About¶
History¶
Pyzor initially started out to be merely a Python implementation of Razor, but due to the protocol and the fact that Razor’s server is not Open Source or software libre, Frank Tobin decided to implement Pyzor with a new protocol and release the entire system as Open Source and software libre.
Protocol¶
The central premise of Pyzor is that it converts an email message to a short digest that uniquely identifies the message. Simply hashing the entire message is an ineffective method of generating a digest, because message headers will differ when the content does not, and because spammers will often try to make a message unique by injecting random/unrelated text into their messages.

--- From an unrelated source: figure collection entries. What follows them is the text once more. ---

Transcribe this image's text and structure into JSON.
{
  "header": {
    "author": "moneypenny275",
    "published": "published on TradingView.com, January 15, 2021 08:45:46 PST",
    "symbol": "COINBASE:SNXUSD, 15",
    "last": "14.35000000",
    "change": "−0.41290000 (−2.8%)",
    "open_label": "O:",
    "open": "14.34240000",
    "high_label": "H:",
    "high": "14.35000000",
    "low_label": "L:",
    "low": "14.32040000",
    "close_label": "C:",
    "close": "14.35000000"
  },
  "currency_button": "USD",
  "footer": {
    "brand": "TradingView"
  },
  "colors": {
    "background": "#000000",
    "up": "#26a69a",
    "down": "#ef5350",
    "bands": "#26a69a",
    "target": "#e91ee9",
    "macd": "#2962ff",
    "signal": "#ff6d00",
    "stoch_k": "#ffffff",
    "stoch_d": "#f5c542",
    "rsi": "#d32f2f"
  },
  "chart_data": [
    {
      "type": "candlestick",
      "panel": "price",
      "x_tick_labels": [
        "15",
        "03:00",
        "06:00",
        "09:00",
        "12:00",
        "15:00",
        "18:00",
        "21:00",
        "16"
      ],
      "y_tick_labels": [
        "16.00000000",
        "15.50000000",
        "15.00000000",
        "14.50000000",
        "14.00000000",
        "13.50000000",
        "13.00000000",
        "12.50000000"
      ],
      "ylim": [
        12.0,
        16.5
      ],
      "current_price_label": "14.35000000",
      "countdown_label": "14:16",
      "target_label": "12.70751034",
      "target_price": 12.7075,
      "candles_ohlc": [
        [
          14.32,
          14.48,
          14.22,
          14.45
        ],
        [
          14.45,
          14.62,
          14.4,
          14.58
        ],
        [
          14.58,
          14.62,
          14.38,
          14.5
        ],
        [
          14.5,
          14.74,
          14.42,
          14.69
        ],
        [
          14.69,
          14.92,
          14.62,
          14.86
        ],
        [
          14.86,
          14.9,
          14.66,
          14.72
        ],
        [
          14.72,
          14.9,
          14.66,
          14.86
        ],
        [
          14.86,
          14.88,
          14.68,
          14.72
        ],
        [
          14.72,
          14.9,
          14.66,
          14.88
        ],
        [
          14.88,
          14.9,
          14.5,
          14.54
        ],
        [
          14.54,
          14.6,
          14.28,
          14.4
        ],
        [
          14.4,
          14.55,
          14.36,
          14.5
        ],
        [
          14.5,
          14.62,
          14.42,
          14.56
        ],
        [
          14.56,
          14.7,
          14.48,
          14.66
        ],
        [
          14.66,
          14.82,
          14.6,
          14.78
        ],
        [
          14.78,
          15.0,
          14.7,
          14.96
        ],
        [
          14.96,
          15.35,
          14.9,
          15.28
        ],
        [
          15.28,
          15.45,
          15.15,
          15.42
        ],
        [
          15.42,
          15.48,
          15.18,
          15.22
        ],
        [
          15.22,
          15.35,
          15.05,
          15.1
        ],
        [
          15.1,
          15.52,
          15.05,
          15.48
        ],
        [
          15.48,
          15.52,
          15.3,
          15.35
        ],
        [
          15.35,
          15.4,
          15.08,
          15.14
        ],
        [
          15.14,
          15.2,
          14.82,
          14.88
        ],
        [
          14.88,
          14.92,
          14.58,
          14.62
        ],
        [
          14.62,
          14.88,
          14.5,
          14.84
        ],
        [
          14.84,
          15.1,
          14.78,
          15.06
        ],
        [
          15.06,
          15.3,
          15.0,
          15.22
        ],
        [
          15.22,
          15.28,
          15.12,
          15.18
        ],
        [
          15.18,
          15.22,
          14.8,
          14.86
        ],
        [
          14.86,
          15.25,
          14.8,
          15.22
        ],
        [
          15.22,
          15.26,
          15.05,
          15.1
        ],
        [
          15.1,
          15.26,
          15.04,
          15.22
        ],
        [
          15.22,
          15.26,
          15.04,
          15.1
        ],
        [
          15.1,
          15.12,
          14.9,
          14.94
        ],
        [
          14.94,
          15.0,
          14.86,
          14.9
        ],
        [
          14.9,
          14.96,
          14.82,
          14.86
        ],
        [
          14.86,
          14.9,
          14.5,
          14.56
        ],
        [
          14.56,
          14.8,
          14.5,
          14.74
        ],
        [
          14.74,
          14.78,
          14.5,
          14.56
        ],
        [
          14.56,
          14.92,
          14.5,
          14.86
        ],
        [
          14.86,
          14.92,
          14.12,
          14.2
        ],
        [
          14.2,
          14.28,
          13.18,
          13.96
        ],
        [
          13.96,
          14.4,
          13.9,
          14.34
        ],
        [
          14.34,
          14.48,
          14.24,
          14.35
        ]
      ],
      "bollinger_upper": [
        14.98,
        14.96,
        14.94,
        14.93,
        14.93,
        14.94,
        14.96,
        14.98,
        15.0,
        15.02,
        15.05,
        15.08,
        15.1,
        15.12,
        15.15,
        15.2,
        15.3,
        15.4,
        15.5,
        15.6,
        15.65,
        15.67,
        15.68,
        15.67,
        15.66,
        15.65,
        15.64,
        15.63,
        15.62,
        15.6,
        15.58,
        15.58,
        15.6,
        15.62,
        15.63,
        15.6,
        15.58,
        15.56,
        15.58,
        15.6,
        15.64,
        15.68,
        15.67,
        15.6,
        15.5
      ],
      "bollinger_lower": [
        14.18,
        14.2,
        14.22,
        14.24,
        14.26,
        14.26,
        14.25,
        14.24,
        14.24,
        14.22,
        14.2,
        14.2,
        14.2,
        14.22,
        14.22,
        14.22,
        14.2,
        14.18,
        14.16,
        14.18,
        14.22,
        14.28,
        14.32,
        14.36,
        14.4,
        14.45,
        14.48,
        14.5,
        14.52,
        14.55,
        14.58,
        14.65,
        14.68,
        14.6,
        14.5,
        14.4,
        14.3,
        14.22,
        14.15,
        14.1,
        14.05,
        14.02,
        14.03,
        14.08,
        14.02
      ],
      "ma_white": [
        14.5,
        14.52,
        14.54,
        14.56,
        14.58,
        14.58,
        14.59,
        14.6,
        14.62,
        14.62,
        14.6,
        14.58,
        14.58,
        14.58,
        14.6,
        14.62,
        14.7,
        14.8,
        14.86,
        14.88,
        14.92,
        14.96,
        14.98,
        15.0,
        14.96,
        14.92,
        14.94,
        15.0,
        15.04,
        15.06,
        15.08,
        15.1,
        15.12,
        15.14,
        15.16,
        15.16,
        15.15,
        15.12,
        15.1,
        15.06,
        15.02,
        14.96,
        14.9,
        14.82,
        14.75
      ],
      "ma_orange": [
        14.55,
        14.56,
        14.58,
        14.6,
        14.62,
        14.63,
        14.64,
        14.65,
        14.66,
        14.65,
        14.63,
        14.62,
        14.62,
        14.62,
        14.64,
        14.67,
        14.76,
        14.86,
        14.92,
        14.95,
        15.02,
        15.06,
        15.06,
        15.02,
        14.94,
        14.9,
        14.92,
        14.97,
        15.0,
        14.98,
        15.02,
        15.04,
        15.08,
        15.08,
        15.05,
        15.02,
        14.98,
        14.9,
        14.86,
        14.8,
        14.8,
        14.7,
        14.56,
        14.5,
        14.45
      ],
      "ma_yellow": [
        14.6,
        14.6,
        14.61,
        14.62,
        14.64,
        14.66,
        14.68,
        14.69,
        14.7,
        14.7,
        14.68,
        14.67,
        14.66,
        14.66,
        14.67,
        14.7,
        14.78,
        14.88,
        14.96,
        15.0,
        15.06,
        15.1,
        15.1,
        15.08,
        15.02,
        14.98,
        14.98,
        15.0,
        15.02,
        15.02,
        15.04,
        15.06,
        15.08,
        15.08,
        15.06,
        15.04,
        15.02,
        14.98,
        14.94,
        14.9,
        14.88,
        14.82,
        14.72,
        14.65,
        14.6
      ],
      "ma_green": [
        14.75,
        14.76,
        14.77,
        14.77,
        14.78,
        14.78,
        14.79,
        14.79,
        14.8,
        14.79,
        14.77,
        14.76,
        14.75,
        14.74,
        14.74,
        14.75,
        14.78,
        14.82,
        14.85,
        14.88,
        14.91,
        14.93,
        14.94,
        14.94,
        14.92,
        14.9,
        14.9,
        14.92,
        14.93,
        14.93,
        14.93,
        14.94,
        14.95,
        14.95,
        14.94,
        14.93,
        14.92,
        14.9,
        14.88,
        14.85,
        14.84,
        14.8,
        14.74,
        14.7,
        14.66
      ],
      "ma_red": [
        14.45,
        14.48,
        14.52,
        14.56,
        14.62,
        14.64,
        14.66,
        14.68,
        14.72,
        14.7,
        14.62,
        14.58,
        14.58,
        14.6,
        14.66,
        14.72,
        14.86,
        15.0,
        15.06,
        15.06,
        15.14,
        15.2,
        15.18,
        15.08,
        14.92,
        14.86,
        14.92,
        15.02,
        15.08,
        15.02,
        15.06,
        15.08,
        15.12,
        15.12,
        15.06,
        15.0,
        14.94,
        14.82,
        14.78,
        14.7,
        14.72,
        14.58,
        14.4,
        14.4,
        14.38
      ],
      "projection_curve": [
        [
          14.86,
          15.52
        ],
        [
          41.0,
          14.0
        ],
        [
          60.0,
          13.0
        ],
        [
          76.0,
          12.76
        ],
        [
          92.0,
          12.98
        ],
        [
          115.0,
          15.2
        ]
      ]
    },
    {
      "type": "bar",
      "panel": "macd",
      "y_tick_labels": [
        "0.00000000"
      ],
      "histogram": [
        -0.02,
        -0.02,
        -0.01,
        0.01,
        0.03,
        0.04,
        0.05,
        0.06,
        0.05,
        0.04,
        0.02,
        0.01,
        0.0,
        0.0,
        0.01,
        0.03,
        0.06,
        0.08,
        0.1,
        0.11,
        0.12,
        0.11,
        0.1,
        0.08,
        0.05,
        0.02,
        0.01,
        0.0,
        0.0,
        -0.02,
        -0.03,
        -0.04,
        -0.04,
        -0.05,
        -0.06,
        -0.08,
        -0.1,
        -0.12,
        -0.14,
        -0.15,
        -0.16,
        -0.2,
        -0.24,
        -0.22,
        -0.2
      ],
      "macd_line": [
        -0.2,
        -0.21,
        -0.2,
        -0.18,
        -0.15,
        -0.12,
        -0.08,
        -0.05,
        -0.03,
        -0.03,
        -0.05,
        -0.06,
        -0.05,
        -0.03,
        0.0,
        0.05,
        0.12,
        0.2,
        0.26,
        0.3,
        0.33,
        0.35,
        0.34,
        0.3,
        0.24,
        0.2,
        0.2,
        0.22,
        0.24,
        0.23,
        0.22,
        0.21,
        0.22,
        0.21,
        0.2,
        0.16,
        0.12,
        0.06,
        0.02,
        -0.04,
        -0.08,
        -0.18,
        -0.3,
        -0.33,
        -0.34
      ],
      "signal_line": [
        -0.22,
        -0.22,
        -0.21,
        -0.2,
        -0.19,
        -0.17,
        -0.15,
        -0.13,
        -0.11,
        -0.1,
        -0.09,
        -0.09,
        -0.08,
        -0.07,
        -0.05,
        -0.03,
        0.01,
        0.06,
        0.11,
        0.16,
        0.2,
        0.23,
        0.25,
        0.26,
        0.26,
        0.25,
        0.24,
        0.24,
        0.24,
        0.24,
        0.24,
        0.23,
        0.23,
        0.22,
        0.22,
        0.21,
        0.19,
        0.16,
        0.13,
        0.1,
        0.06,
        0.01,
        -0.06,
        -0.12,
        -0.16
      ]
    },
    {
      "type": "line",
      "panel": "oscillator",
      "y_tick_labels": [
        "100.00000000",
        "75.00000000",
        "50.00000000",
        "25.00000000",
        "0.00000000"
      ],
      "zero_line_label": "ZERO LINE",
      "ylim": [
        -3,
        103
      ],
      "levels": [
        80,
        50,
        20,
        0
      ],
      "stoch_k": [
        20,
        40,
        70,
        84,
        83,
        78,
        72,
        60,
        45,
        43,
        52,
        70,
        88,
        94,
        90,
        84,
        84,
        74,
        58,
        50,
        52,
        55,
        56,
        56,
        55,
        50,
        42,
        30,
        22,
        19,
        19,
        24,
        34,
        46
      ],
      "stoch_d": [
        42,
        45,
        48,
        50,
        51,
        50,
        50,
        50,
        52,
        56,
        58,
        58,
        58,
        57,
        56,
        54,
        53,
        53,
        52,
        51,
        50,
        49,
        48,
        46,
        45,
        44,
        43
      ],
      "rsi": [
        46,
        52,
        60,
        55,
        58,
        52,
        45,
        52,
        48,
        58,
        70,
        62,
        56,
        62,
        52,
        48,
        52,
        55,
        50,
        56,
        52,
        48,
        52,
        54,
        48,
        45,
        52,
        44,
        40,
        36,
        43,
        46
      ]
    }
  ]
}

To generate a digest, the 2.0 version of the Pyzor protocol:
Discards all message headers.
If the message is greater than 4 lines in length:
Discards the first 20% of the message.
Uses the next 3 lines.
Discards the next 40% of the message.
Uses the next 3 lines.
Discards the remainder of the message.
Removes any ‘words’ (sequences of characters separated by whitespace) that are 10 or more characters long.
Removes anything that looks like an email address (X@Y).
Removes anything that looks like a URL.
Removes anything that looks like HTML tags.
Removes any whitespace.
Discards any lines that are fewer than 8 characters in length.
This is intended as an easy-to-understand explanation, rather than a technical one.